Me neither. The article found surprisingly few anachronisms, and nothing that I’d call egregious. The stuff they found was banal and common, not pop culture stuff like “Right on!” or fist bumps.
I think that’s the writer’s point, though. Pop slang is obviously going to be glaringly different era to era, you can usually spot it right away, and most of it is meaningless. Instead the writer is looking for the subtle, undetectable, yet revealing changes in language… the ones found within the “steady drumbeat of discourse,” to paraphrase the article. These differences actually may speak to significant changes in the zeitgeist. At least it’s an intriguing proposition.
But the grad student who wrote the thing managed to get published in The Atlantic–which got some hits by hitching its wagon to a popular show.
Hey, Ken Cosgrove got a story published in that same magazine–a middle brow triumph!

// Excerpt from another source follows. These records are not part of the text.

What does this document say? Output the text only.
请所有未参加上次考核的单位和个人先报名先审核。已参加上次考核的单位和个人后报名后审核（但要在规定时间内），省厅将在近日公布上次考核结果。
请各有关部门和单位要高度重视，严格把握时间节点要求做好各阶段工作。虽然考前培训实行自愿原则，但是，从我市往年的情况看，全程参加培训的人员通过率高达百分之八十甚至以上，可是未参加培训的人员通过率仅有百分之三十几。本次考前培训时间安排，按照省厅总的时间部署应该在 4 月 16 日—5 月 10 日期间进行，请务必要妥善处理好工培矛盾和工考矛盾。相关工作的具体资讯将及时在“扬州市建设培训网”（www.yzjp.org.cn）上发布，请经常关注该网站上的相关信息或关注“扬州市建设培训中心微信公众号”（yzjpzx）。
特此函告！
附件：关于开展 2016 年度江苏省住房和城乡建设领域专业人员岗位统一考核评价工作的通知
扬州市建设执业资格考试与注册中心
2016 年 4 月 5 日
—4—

The problem is that the people in Mad Men can be using a specialized language which is quite distinct from what would be published. “Feel good about?” I can see admen who work on creating feelings using that more than the general public. Sure that phrase isn’t used in “The Twilight Zone” - but few characters in that show had a lot to feel good about.
I’m old enough to have lived through that era, and I’ve always known “Loose Lips Sink Ships” probably from WW II era Warner Brothers cartoons. Those characters lived through WW II - some fought in it - so them using WW II slogans is hardly out of character.
“Due” tell?
Anyway …
Mad Men frequently fails in the prop department. The most infamous one is the wrong model of Selectric typewriters. I catch them all the time. In one episode Glen had a copy of Metal Men which hadn’t even debuted yet. The PR department for the show overstates their actual capabilities in getting things right.
Subtle snark.
Yes, that was a hilarious example. I did think the piece was interesting even though I’m not a Mad Men watcher (maybe one day) - not so much because the show is falling down on the job but because the trends in language can be meaningful and telling in their own right. A few of the phrases seem jarringly modern to me, but it’s not realistic to expect the writers to go over every script with a linguistics program, and for the most part it’s acceptable for a show to use anachronistic language. You do wish that maybe shows wouldn’t go out of their way to advertise their period-accuracy if it’s not accurate.
Right, that occurred to me too. It sounds like the digital database he’s checking is mainly from scripts and published material. Mad Men is actually trying to represent real life, not old movies or tv shows.
Going by printed material archives only, one would think that the f-word wasn’t used in the 1950s when obviously it was used quite a lot.